I am facing an issue with ADS1115 ADC which is 16 bit ADC. I am able to communicate mircocontroller and ADC. I am even able to get the ADC counts. Though counts are fluctuating I have used averaging method to get proper counts.

The PGA is +/- 2.048. I am using channel 0. I am getting below results,

mV ADC count

200 200

300 300

1000 1000

1024 1024

1058 1058

To convert ADC count into voltage I am dividing ADC count by 1000. My question is how to get fourth digit after decimal point.

Suppose mV=1058.5 I need converted value should be 0.10585.

As the ADC is 16 bit, can anyone please explain me how to get fourth digit after the decimal point.
 

Hi,

according your values:
* The ADC count is an integer value.
* each LSB of the ADC count reperesents 1mV.

But the fourth digit after decimal point represents 0.1mV.
--> Thus the fourth digit will always be zero.

The PGA is +/- 2.048
This makes no sense to me. Please explain.


Klaus
 

The reported values make sense if you operate the ADC with +/- 2.048 V full scale range and skip the lower 4 bit of the ADC result.

How to get mV after decimal point is a question about ADC data processing. Take the full 16 bit result!
 

Your average values can have higher precision than the ADC count.
If you add 10 fluctuating ADC conversions and divide the sum by 10 you have a higher precision value with 0.1 mV resolution.
Over how many samples are you averaging now?
Are you using a "sliding window" average?
 

if you are using 16-bit data.
the least voltage you can measure is
Sensitivity (least voltage you can measure) = Voltage range / 2^16;
Sen = 4.096/65535;
Sen = 62.5 uV / bit

means you can read 62.5 uV on change of 1 bit.

- - - Updated - - -

your result should be as
Let your reading of 16-bit ADC is 32090.
Voltage = (32090/65535) * 4.096
Voltage = 2.0056 Volts
 

Also note that you really need a *VERY* clean board design, power supply etc. to measure voltages to that level of accuracy. In my experience,you can reliably get 8, maybe up to 10 bits, from an ADC before the noise takes over.
Don't expect to measure more accurately than the circuit will allow.
Susan
 

Hi,

With averaging you don't get better accuracy.
Accuracy mainly depends on ADC and reference voltage. (Read datasheets)
You just increase resolution.

you can reliably get 8, maybe up to 10 bits, from an ADC before the noise takes over.
Maybe true for a hobbyist's design.
Read the datasheet where the limit is.

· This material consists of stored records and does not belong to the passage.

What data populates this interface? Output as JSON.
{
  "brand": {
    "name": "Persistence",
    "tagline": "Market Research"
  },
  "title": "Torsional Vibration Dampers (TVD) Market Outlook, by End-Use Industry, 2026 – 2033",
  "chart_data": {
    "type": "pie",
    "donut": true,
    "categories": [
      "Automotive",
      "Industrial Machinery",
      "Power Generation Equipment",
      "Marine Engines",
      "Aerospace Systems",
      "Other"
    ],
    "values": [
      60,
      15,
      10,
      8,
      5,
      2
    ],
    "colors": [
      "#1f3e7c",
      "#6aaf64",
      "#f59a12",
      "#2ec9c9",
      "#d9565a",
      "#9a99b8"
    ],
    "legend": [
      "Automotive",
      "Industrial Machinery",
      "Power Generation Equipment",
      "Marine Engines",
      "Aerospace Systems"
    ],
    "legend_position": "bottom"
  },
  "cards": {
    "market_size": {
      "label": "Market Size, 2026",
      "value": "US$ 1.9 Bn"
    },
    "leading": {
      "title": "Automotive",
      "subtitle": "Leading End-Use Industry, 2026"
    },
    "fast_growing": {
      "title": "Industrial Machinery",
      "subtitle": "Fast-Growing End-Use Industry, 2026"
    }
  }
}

If the ADC datasheet tells you that you get noise free results up to 15 bits then be sure that one can achieve this on a PCB.

But for sure you need careful design ... and the ADC can't output less noise than there is at the analog input.
My recommendation: less is more. If you add circuitry, especially OPAMPs, you add noise, drift and distortion.
Only add them where they are unavoidable.